Il est fait grief à l'arrêt attaqué d'AVOIR limité l'indemnisation du salarié à hauteur de 60 000 euros de dommages et intérêts pour licenciement nul ;
AUX MOTIFS QUE : « Monsieur X... ne sollicitant pas sa réintégration dans l'entreprise il a droit au paiement des indemnités de rupture comme à une indemnité réparant l'intégralité du préjudice résultant du caractère illicite du licenciement et au moins égale à 6 mois de salaires.
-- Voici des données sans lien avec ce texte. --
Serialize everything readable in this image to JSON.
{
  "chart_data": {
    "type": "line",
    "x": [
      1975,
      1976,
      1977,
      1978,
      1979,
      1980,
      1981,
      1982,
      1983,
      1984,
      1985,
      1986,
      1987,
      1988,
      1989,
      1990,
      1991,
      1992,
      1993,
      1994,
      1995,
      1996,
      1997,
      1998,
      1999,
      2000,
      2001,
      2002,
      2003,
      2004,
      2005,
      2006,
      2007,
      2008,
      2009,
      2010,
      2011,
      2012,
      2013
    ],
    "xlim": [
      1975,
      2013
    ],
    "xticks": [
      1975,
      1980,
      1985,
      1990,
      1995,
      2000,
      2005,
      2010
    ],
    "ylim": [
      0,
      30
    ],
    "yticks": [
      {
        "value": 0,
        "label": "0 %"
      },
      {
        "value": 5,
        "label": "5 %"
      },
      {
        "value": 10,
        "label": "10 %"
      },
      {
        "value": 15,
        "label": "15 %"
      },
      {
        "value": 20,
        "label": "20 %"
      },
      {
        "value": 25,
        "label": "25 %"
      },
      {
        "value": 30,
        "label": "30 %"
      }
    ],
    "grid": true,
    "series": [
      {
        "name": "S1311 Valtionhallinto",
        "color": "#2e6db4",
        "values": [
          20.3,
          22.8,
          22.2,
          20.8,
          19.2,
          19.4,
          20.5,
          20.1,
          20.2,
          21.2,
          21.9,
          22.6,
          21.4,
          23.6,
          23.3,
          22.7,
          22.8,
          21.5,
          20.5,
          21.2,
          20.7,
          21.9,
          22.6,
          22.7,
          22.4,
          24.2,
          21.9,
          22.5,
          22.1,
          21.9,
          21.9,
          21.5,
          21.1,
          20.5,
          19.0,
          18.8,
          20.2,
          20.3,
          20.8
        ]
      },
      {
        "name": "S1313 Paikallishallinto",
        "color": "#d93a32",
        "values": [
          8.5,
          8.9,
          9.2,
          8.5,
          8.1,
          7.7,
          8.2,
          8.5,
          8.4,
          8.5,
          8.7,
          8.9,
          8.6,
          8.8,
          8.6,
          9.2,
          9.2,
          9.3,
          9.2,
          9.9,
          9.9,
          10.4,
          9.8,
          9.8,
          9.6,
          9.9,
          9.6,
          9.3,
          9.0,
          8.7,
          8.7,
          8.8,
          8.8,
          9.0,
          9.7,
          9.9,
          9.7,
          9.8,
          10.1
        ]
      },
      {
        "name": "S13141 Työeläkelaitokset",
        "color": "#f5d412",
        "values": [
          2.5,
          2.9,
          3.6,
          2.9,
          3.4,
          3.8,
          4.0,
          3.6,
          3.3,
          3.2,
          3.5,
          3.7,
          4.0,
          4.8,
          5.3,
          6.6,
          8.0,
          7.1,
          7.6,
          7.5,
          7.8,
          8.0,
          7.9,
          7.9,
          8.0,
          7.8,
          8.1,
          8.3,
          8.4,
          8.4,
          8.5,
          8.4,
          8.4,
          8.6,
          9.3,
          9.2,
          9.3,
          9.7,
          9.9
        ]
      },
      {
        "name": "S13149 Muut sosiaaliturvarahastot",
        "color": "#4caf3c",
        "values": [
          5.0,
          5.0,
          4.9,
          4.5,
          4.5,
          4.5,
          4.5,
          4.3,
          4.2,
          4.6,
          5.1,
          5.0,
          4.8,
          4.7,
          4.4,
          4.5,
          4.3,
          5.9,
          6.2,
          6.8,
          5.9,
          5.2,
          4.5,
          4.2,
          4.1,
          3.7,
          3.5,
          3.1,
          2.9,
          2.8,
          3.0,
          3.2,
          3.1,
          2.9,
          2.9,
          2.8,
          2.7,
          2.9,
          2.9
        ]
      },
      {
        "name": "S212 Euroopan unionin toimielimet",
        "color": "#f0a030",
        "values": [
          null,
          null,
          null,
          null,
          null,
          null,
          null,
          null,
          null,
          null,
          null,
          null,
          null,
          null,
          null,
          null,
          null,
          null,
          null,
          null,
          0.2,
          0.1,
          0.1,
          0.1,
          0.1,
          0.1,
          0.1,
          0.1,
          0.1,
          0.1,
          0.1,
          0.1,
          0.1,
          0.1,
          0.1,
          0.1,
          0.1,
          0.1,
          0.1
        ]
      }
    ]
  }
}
En considération de l'ancienneté acquise par le salarié au sein de l'entreprise (12 ans), de sa qualification et de sa rémunération, des circonstances liées à la rupture du travail comme de son âge à la date de cette rupture (60 ans), la Cour en infirmant la juridiction prud'homale condamnera l'employeur à verser à M. X... la somme de 60 000 euros à titre de dommages et intérêts. Elle condamnera de même l'employeur à lui payer la somme de 4045, 65 euros à titre d'indemnité de préavis outre celle de 404, 56 euros pour les congés payés correspondants. La demande du salarié portant sur le versement de salaire pour la période comprise entre la date du licenciement et le prononcé de l'arrêt est rejetée, M. X... n'ayant, comme dit supra, pas réclamé sa réintégration et son préjudice résultant du caractère illicite du licenciement ayant déjà été indemnisé par l'allocation de dommages et intérêts »
ALORS QUE le salarié qui ne demande pas sa réintégration à droit à la réparation intégrale du préjudice que lui cause son licenciement nul ; qu'outre une indemnité qui ne peut être inférieure à 6 mois, le salarié a droit à la différence entre ce qu'il a perçu des ASSEDIC et les salaires perdus jusqu'au jour ou la nullité est constatée ; qu'en refusant pour évaluer le préjudice de prendre en considération les salaires perdus, la Cour d'appel a violé les articles L. 1132-1 et suivants du code du travail.